The mobilities I describe were not unrestricted; conversations with traders reveal how recurrent border closures and new tariff regimes actually are. Both affect traders’ bottom line. The ‘grassroots globalization’ (or ‘globalization from below’) in trader mobility rested on the ability of traders to negotiate border checkpoints. Often, the circulation of goods and the movement of cash was seemingly in violation of state regulations; simultaneously, it can also be considered a negotiation of border checkpoints, that were cognisant of how authority was localized in particular chokepoints, and how it could be negotiated. This then was not a borderless world, but one where individuals required knowledge of how to negotiate state regulation.5 Ngo, T-W. & Hung, E. 2019. ‘The Political Economy of Border Checkpoints in Shadow Exchanges’, Journal of Contemporary Asia 49(2)..

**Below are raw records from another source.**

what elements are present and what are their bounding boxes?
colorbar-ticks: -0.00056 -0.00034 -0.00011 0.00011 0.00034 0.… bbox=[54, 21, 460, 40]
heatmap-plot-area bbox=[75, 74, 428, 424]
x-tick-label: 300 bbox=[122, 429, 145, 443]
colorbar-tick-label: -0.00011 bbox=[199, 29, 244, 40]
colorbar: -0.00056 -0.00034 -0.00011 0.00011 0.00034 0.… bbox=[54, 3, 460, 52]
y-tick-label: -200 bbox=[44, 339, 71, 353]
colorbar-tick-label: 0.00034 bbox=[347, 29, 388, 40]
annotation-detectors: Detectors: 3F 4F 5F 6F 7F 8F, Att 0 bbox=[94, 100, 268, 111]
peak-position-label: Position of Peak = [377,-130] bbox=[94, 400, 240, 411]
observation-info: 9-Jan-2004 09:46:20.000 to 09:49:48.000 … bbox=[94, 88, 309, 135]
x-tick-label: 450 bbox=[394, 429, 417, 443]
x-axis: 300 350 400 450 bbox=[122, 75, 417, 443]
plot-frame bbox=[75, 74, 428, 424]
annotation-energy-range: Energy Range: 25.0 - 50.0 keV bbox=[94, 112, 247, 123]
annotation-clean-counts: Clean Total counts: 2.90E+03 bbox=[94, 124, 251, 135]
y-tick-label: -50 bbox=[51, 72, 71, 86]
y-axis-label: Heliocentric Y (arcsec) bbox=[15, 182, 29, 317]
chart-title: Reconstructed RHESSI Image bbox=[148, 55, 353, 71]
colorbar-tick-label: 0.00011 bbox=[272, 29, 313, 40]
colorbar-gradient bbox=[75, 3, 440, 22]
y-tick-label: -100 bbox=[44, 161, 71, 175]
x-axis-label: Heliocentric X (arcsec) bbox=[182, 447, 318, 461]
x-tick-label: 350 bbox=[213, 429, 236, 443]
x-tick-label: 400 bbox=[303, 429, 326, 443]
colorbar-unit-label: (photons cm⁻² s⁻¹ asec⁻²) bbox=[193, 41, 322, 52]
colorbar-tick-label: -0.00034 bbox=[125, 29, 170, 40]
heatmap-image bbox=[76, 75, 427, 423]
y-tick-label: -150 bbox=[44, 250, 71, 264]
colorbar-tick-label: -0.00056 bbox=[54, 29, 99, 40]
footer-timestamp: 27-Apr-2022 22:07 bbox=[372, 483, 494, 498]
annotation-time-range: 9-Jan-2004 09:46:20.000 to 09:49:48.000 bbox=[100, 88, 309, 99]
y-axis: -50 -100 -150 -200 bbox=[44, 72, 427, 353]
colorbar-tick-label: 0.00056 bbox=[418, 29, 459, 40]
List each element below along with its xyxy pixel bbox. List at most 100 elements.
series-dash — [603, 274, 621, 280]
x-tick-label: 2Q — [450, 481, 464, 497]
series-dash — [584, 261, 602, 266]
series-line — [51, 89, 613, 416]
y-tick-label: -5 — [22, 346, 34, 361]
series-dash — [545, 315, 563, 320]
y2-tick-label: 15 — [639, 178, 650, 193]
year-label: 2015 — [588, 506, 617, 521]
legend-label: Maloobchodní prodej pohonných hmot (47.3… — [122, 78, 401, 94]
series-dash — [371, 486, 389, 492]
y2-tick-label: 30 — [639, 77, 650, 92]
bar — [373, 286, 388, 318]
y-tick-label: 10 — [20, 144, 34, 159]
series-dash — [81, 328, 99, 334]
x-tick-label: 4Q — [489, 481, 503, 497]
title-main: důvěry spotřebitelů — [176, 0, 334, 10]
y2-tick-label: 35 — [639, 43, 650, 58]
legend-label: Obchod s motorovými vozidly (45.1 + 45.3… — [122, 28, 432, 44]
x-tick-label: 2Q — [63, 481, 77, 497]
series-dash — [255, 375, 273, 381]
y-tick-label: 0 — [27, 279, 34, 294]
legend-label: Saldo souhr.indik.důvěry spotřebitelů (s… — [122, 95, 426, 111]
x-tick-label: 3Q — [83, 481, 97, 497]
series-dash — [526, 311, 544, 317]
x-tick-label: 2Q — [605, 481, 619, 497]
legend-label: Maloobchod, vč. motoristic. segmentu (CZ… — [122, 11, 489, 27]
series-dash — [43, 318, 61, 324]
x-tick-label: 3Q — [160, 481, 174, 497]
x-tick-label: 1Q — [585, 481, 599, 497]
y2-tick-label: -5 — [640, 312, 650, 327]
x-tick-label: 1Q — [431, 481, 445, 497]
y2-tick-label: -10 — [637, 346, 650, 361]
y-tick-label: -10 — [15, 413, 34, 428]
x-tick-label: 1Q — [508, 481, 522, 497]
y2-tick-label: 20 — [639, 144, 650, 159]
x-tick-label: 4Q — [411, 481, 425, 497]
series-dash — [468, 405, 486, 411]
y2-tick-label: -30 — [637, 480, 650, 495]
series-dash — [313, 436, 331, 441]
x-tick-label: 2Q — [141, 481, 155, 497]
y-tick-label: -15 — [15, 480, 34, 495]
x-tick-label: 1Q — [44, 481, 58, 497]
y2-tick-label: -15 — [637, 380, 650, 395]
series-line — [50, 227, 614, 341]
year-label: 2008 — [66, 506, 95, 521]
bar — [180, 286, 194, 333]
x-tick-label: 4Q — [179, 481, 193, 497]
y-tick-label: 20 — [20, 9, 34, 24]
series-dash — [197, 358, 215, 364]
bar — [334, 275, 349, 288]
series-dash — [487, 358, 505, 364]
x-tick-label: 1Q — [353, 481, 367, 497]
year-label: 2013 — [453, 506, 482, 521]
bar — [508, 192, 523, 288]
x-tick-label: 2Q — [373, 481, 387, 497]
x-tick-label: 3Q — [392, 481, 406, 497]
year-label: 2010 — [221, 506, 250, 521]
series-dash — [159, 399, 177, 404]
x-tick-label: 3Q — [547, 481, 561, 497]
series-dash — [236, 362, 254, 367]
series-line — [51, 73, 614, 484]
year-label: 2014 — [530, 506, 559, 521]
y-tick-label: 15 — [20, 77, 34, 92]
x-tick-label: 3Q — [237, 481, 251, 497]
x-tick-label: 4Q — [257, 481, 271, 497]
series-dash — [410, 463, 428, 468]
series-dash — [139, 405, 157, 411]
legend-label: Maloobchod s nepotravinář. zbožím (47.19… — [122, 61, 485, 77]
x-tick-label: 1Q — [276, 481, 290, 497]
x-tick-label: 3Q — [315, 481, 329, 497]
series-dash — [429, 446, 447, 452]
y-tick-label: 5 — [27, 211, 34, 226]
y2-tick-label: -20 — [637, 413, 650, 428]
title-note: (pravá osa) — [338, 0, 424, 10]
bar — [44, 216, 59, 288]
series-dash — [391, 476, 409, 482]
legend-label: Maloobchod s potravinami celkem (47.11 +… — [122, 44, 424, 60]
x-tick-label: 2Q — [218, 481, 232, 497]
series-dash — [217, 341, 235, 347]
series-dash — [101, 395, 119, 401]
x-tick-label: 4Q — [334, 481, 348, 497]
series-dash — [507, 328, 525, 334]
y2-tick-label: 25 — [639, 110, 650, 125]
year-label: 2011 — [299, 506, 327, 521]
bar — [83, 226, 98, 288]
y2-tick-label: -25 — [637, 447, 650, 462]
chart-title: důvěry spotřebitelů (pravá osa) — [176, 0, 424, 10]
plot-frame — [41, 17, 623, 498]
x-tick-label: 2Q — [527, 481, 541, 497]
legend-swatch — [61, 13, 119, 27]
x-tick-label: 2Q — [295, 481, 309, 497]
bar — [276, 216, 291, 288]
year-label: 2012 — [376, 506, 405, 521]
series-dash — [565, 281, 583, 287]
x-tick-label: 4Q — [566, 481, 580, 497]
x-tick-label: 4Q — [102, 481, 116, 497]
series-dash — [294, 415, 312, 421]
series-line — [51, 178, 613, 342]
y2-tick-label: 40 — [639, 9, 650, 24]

Finally, besides what they reveal about informality and globalization, bazaars illustrate trajectories of global capital flows. Consider Afiyatabad, a non-descript border market in Pakistan’s Karakoram mountains. The Karakoram Highway runs through Afiyatabad, and 75 kilometers later it joins the Chinese road network at the Pakistan-China border. After 2013, the China-Pakistan Economic Corridor was mapped onto the Karakoram Highway, which subsequently became one of six economic corridors under the Belt and Road Initiative, and its flagship project.
While the volume of cargo from China passing through Afiyatabad has increased sharply since 2015—container trucks barrel through the bazaar all day—traders complain they are worse off now. The reason: a new border regime clamping down on local cross-border peddling, which had previously sustained commerce in the small bazaar and injected small volumes of cash into local household economies. Standing in Afiyatabad amidst closed shops as containers roll past, the bazaar suggests that the Belt and Road Initiative moves investment capital between increasing distant locales—or ‘pivot cities’, in China’s policy lexicon—thus transforming bordering for communities for whom cross-border mobility was essential. Hence, what is promised as benefit-for-all or win-win in Belt and Road globalizing narratives ends up bypassing the very people on the frontlines of the new geographies of connectivity.